Contemporary Contradictions

During a visit to Erfurt’s synagogue in October 2023, a small collection of flowers and candles marked the front of the space. These mementoes included prayers and well-wishes following Hamas’s attacks in Israel on October 7. Israeli flags were available for pick up in the lobby and synagogue staff said they had only received words of support and sympathy from the broader community. As I left, however, I passed a clearly marked police van with two officers standing outside, monitoring the entrance.

Antisemitism has been prevalent in Germany since before the early October attacks and the Israeli state’s reprisal in Gaza, with incidents on the rise in the country for the last few decades. In 2022, Germany’s Department for Research and Information on Anti-Semitism (RIAS), documented 2,480 incidents. According to German police, that number was 2,032 in 2019, including a synagogue attack in the eastern city of Halle. In 2010, there were 1,268 such incidents. The roots of this uptick in hate speech, attacks, and anti-Jewish conspiracy theories are complex, and include a mix of right-wing political extremism, the influence and appeal of global antisemitic rhetoric on the internet, and conspiracy theories surrounding current events like the pandemic and the Israel-Palestine conflict.

Along with antisemitic vandalism and assaults, Jews in Germany’s East—where the populist, anti-migrant, far-right party Alternative for Germany (AfD) has been leading in polls for months—fear further harassment and violence. Given Germany’s history leading up to and during the Holocaust, the potential political power of such parties is particularly alarming to the Jewish community.

Despite public support for, and financial backing from, the German Federal Government, some Jews, like Igor Matviyets, aren’t sure they are going to stay in Germany. Migrating from Ukraine with his family when he was seven, the Jewish politician for Germany’s Social Democratic Party (SPD) considers the country his home. But Matviyets wonders how long that feeling will keep him rooted in Halle, the largest city in the eastern state of Saxony-Anhalt. With the AfD’s rising political prospects, Matviyets and other Jews are openly speculating about whether they might leave if right-wing extremists become part of a state government. “I have thought about this again and again,” Matviyets said, “but the risk is high enough that we may have to pack the suitcases and go once more.”

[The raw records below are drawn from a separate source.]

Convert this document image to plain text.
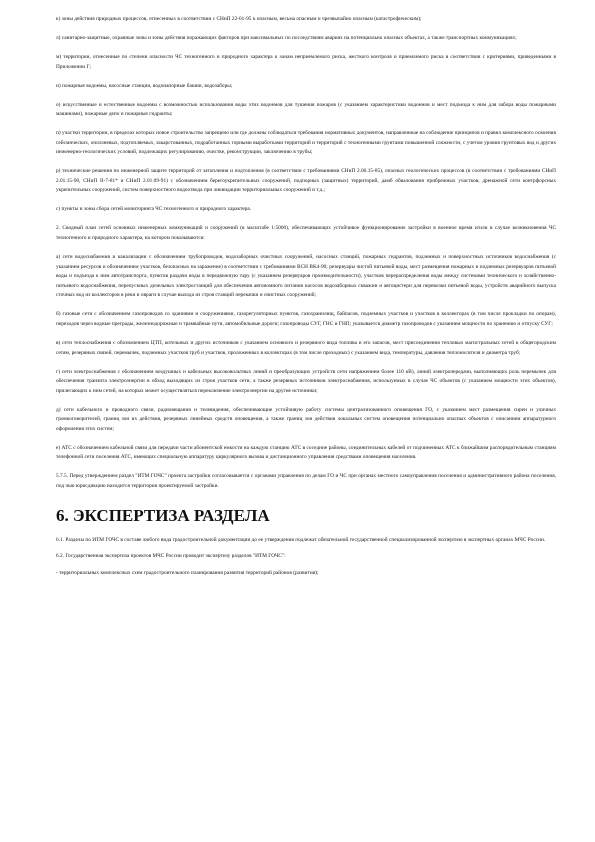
к) зоны действия природных процессов, отнесенных в соответствии с СНиП 22-01-95 к опасным, весьма опасным и чрезвычайно опасным (катастрофическим);

л) санитарно-защитные, охранные зоны и зоны действия поражающих факторов при максимальных по последствиям авариях на потенциально опасных объектах, а также транспортных коммуникациях;

м) территории, отнесенные по степени опасности ЧС техногенного и природного характера к зонам неприемлемого риска, жесткого контроля и приемлемого риска в соответствии с критериями, приведенными в Приложении Г;

н) пожарные водоемы, насосные станции, водонапорные башни, водозаборы;

о) искусственные и естественные водоемы с возможностью использования воды этих водоемов для тушения пожаров (с указанием характеристики водоемов и мест подъезда к ним для забора воды пожарными машинами), пожарные депо и пожарные гидранты;

п) участки территории, в пределах которых новое строительство запрещено или где должны соблюдаться требования нормативных документов, направленные на соблюдение принципов и правил комплексного освоения сейсмических, оползневых, подтопляемых, закарстованных, подработанных горными выработками территорий и территорий с техногенными грунтами повышенной сложности, с учетом уровня грунтовых вод и других инженерно-геологических условий, подлежащих регулированию, очистке, реконструкции, заключению в трубы;

р) технические решения по инженерной защите территорий от затопления и подтопления (в соответствии с требованиями СНиП 2.06.15-85), опасных геологических процессов (в соответствии с требованиями СНиП 2.01.15-90, СНиП II-7-81* и СНиП 2.01.09-91) с обозначением берегоукрепительных сооружений, подпорных (защитных) территорий, дамб обвалования прибрежных участков, дренажной сети контрфорсных укрепительных сооружений, систем поверхностного водоотвода при ликвидации территориальных сооружений и т.д.;

с) пункты и зоны сбора сетей мониторинга ЧС техногенного и природного характера.

2. Сводный план сетей основных инженерных коммуникаций и сооружений (в масштабе 1:5000), обеспечивающих устойчивое функционирование застройки в военное время и/или в случае возникновения ЧС техногенного и природного характера, на котором показываются:

а) сети водоснабжения и канализации с обозначением трубопроводов, водозаборных очистных сооружений, насосных станций, пожарных гидрантов, подземных и поверхностных источников водоснабжения (с указанием ресурсов и обозначением участков, безопасных на заражение) в соответствии с требованиями ВСН ВК4-90; резервуары чистой питьевой воды, мест размещения пожарных и подземных резервуаров питьевой воды и подъезда к ним автотранспорта, пунктов раздачи воды в передвижную тару (с указанием резервуаров производительности), участков перераспределения воды между системами технического и хозяйственно-питьевого водоснабжения, перепускных дизельных электростанций для обеспечения автономного питания насосов водозаборных скважин и автоцистерн для перевозки питьевой воды, устройств аварийного выпуска сточных вод из коллекторов в реки и овраги в случае выхода из строя станций перекачки и очистных сооружений;

б) газовые сети с обозначением газопроводов со зданиями и сооружениями, газорегуляторных пунктов, газохранилищ, байпасов, подземных участков и участков в коллекторах (в том числе прокладки по опорам), переходов через водные преграды, железнодорожные и трамвайные пути, автомобильные дороги; газопроводы СУГ, ГНС и ГНП; указывается диаметр газопроводов с указанием мощности по хранению и отпуску СУГ;

в) сети теплоснабжения с обозначением ЦТП, котельных и других источников с указанием основного и резервного вида топлива и его запасов, мест присоединения тепловых магистральных сетей к общегородским сетям, резервных связей, перемычек, подземных участков труб и участков, проложенных в коллекторах (в том числе проходных) с указанием вида, температуры, давления теплоносителя и диаметра труб;

г) сети электроснабжения с обозначением воздушных и кабельных высоковольтных линий и преобразующих устройств сети напряжением более 110 кВ), линий электропередачи, выполняющих роль перемычек для обеспечения транзита электроэнергии в обход выходящих из строя участков сети, а также резервных источников электроснабжения, используемых в случае ЧС объектов (с указанием мощности этих объектов), прилегающих к ним сетей, на которых может осуществляться переключение электроэнергии на другие источники;

д) сети кабельного и проводного связи, радиовещания и телевидения, обеспечивающие устойчивую работу системы централизованного оповещения ГО, с указанием мест размещения сирен и уличных громкоговорителей, границ зон их действия, резервных линейных средств оповещения, а также границ зон действия локальных систем оповещения потенциально опасных объектов с описанием аппаратурного оформления этих систем;

е) АТС с обозначением кабельной связи для передачи части абонентской емкости на каждую станцию АТС в соседние районы, соединительных кабелей от подчиненных АТС к ближайшим распорядительным станциям телефонной сети поселения АТС, имеющих специальную аппаратуру циркулярного вызова и дистанционного управления средствами оповещения населения.

5.7.5. Перед утверждением раздел "ИТМ ГОЧС" проекта застройки согласовывается с органами управления по делам ГО и ЧС при органах местного самоуправления поселения и административного района поселения, под чью юрисдикцию находится территория проектируемой застройки.

6. ЭКСПЕРТИЗА РАЗДЕЛА

6.1. Разделы по ИТМ ГОЧС в составе любого вида градостроительной документации до ее утверждения подлежат обязательной государственной специализированной экспертизе в экспертных органах МЧС России.

6.2. Государственная экспертиза проектов МЧС России проводит экспертизу разделов "ИТМ ГОЧС":

- территориальных комплексных схем градостроительного планирования развития территорий районов (развития);
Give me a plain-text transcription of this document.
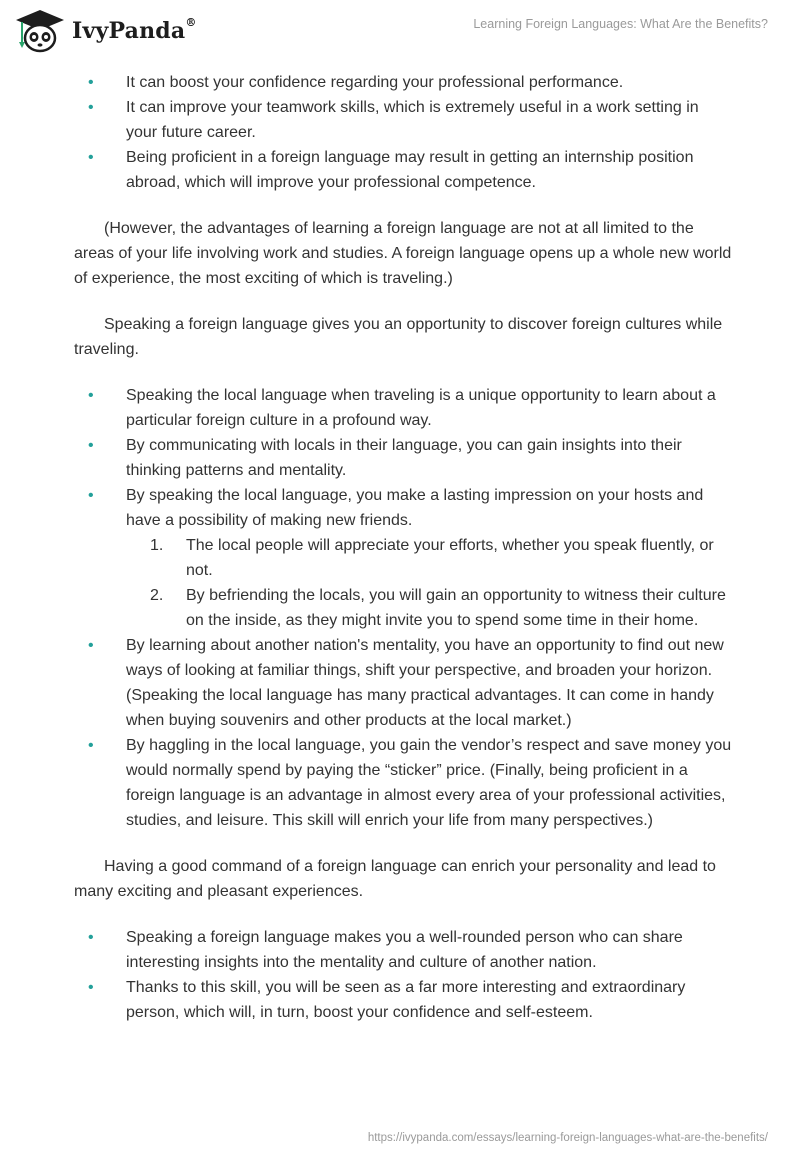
IvyPanda®	Learning Foreign Languages: What Are the Benefits?
• It can boost your confidence regarding your professional performance.
• It can improve your teamwork skills, which is extremely useful in a work setting in your future career.
• Being proficient in a foreign language may result in getting an internship position abroad, which will improve your professional competence.

(However, the advantages of learning a foreign language are not at all limited to the areas of your life involving work and studies. A foreign language opens up a whole new world of experience, the most exciting of which is traveling.)

Speaking a foreign language gives you an opportunity to discover foreign cultures while traveling.

• Speaking the local language when traveling is a unique opportunity to learn about a particular foreign culture in a profound way.
• By communicating with locals in their language, you can gain insights into their thinking patterns and mentality.
• By speaking the local language, you make a lasting impression on your hosts and have a possibility of making new friends.
1. The local people will appreciate your efforts, whether you speak fluently, or not.
2. By befriending the locals, you will gain an opportunity to witness their culture on the inside, as they might invite you to spend some time in their home.
• By learning about another nation's mentality, you have an opportunity to find out new ways of looking at familiar things, shift your perspective, and broaden your horizon. (Speaking the local language has many practical advantages. It can come in handy when buying souvenirs and other products at the local market.)
• By haggling in the local language, you gain the vendor’s respect and save money you would normally spend by paying the “sticker” price. (Finally, being proficient in a foreign language is an advantage in almost every area of your professional activities, studies, and leisure. This skill will enrich your life from many perspectives.)

Having a good command of a foreign language can enrich your personality and lead to many exciting and pleasant experiences.

• Speaking a foreign language makes you a well-rounded person who can share interesting insights into the mentality and culture of another nation.
• Thanks to this skill, you will be seen as a far more interesting and extraordinary person, which will, in turn, boost your confidence and self-esteem.
https://ivypanda.com/essays/learning-foreign-languages-what-are-the-benefits/
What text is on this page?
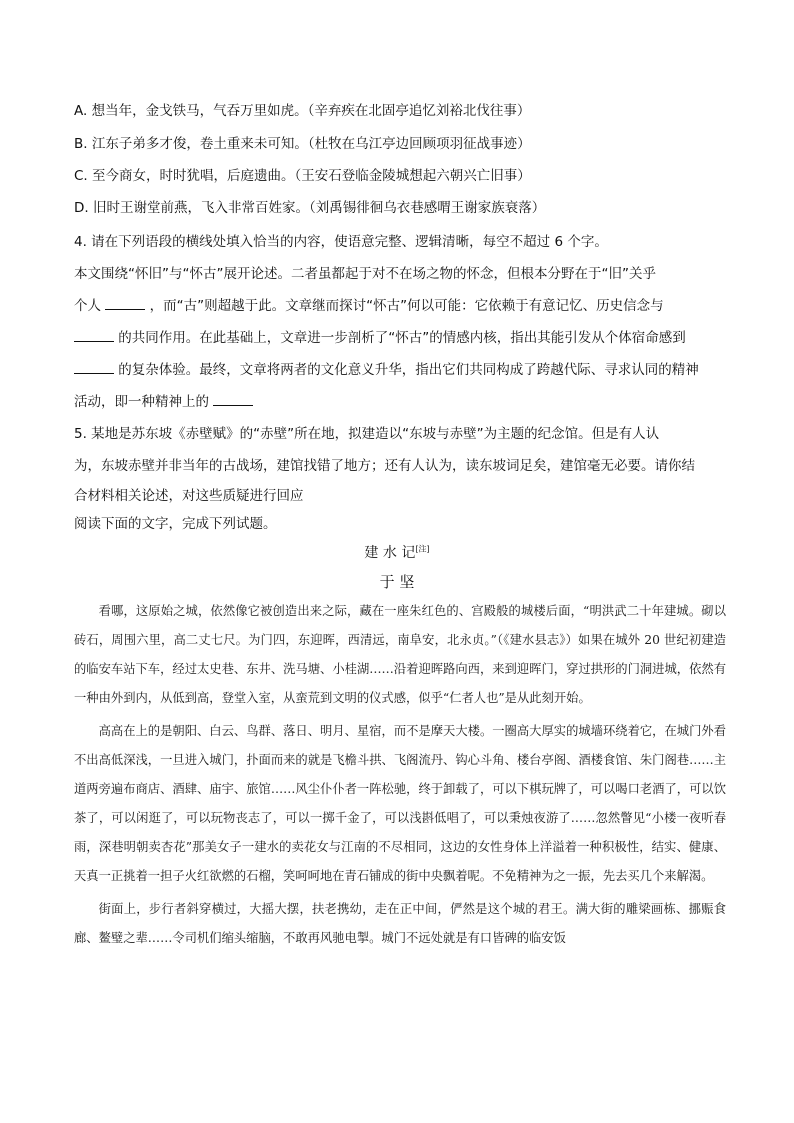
A. 想当年，金戈铁马，气吞万里如虎。（辛弃疾在北固亭追忆刘裕北伐往事）
B. 江东子弟多才俊，卷土重来未可知。（杜牧在乌江亭边回顾项羽征战事迹）
C. 至今商女，时时犹唱，后庭遗曲。（王安石登临金陵城想起六朝兴亡旧事）
D. 旧时王谢堂前燕，飞入非常百姓家。（刘禹锡徘徊乌衣巷感喟王谢家族衰落）
4. 请在下列语段的横线处填入恰当的内容，使语意完整、逻辑清晰，每空不超过 6 个字。
本文围绕“怀旧”与“怀古”展开论述。二者虽都起于对不在场之物的怀念，但根本分野在于“旧”关乎
个人	，而“古”则超越于此。文章继而探讨“怀古”何以可能：它依赖于有意记忆、历史信念与
的共同作用。在此基础上，文章进一步剖析了“怀古”的情感内核，指出其能引发从个体宿命感到
的复杂体验。最终，文章将两者的文化意义升华，指出它们共同构成了跨越代际、寻求认同的精神
活动，即一种精神上的
5. 某地是苏东坡《赤壁赋》的“赤壁”所在地，拟建造以“东坡与赤壁”为主题的纪念馆。但是有人认
为，东坡赤壁并非当年的古战场，建馆找错了地方；还有人认为，读东坡词足矣，建馆毫无必要。请你结
合材料相关论述，对这些质疑进行回应
阅读下面的文字，完成下列试题。
建 水 记[注]
于 坚

看哪，这原始之城，依然像它被创造出来之际，藏在一座朱红色的、宫殿般的城楼后面，“明洪武二十年建城。砌以砖石，周围六里，高二丈七尺。为门四，东迎晖，西清远，南阜安，北永贞。”（《建水县志》）如果在城外 20 世纪初建造的临安车站下车，经过太史巷、东井、洗马塘、小桂湖……沿着迎晖路向西，来到迎晖门，穿过拱形的门洞进城，依然有一种由外到内，从低到高，登堂入室，从蛮荒到文明的仪式感，似乎“仁者人也”是从此刻开始。

高高在上的是朝阳、白云、鸟群、落日、明月、星宿，而不是摩天大楼。一圈高大厚实的城墙环绕着它，在城门外看不出高低深浅，一旦进入城门，扑面而来的就是飞檐斗拱、飞阁流丹、钩心斗角、楼台亭阁、酒楼食馆、朱门阁巷……主道两旁遍布商店、酒肆、庙宇、旅馆……风尘仆仆者一阵松驰，终于卸载了，可以下棋玩牌了，可以喝口老酒了，可以饮茶了，可以闲逛了，可以玩物丧志了，可以一掷千金了，可以浅斟低唱了，可以秉烛夜游了……忽然瞥见“小楼一夜听春雨，深巷明朝卖杏花”那美女子一建水的卖花女与江南的不尽相同，这边的女性身体上洋溢着一种积极性，结实、健康、天真一正挑着一担子火红欲燃的石榴，笑呵呵地在青石铺成的街中央飘着呢。不免精神为之一振，先去买几个来解渴。

街面上，步行者斜穿横过，大摇大摆，扶老携幼，走在正中间，俨然是这个城的君王。满大街的雕梁画栋、挪赈食廊、鳌璧之辈……令司机们缩头缩脑，不敢再风驰电掣。城门不远处就是有口皆碑的临安饭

Warning that people from outside should not be quick to judge the East or blame it for the rise in various forms of racism and xenophobia in Germany, Schramm said he is confident that democracy will win in the former GDR. “The only way to defeat antisemitic forces is as a community,” he said, “We know what our problems are. We are also Ostdeutsche citizens. We understand the issues. We can address them together.” To that end, along with local politicians, he has been engaging with right-leaning groups like student fraternities, which have frequently been linked to antisemitic crimes. Schramm said he hopes such forces won’t succeed in upcoming state elections in Thuringia in 2024.

As a man born in eastern Germany, who came of age in the GDR and Eastern Bloc countries like Poland, Schramm is not planning on going anywhere. For now. Emphasizing that antisemitism isn’t solely an East German problem or a German one, but a worldwide responsibility, Schramm remains optimistic. “But even in my family, there are different opinions about this. My wife says that if the AfD wins, she doesn’t know what to do. It’s hard to assess.”

Reminded of the Jews who returned after pogroms in the past, as well as community leader, Max Cars, as he reconvened the Erfurt community in 1946, Schramm said, “Jews know how to remain, to be faithful. I am optimistic that in 30-50 years, we will continue to have a normal Jewish life here in east Germany.” Part of that means, he said, never forgetting what went wrong and trying again, no matter the conditions, to make things right.

 

Ken Chitwood is a religion scholar and journalist based in Germany.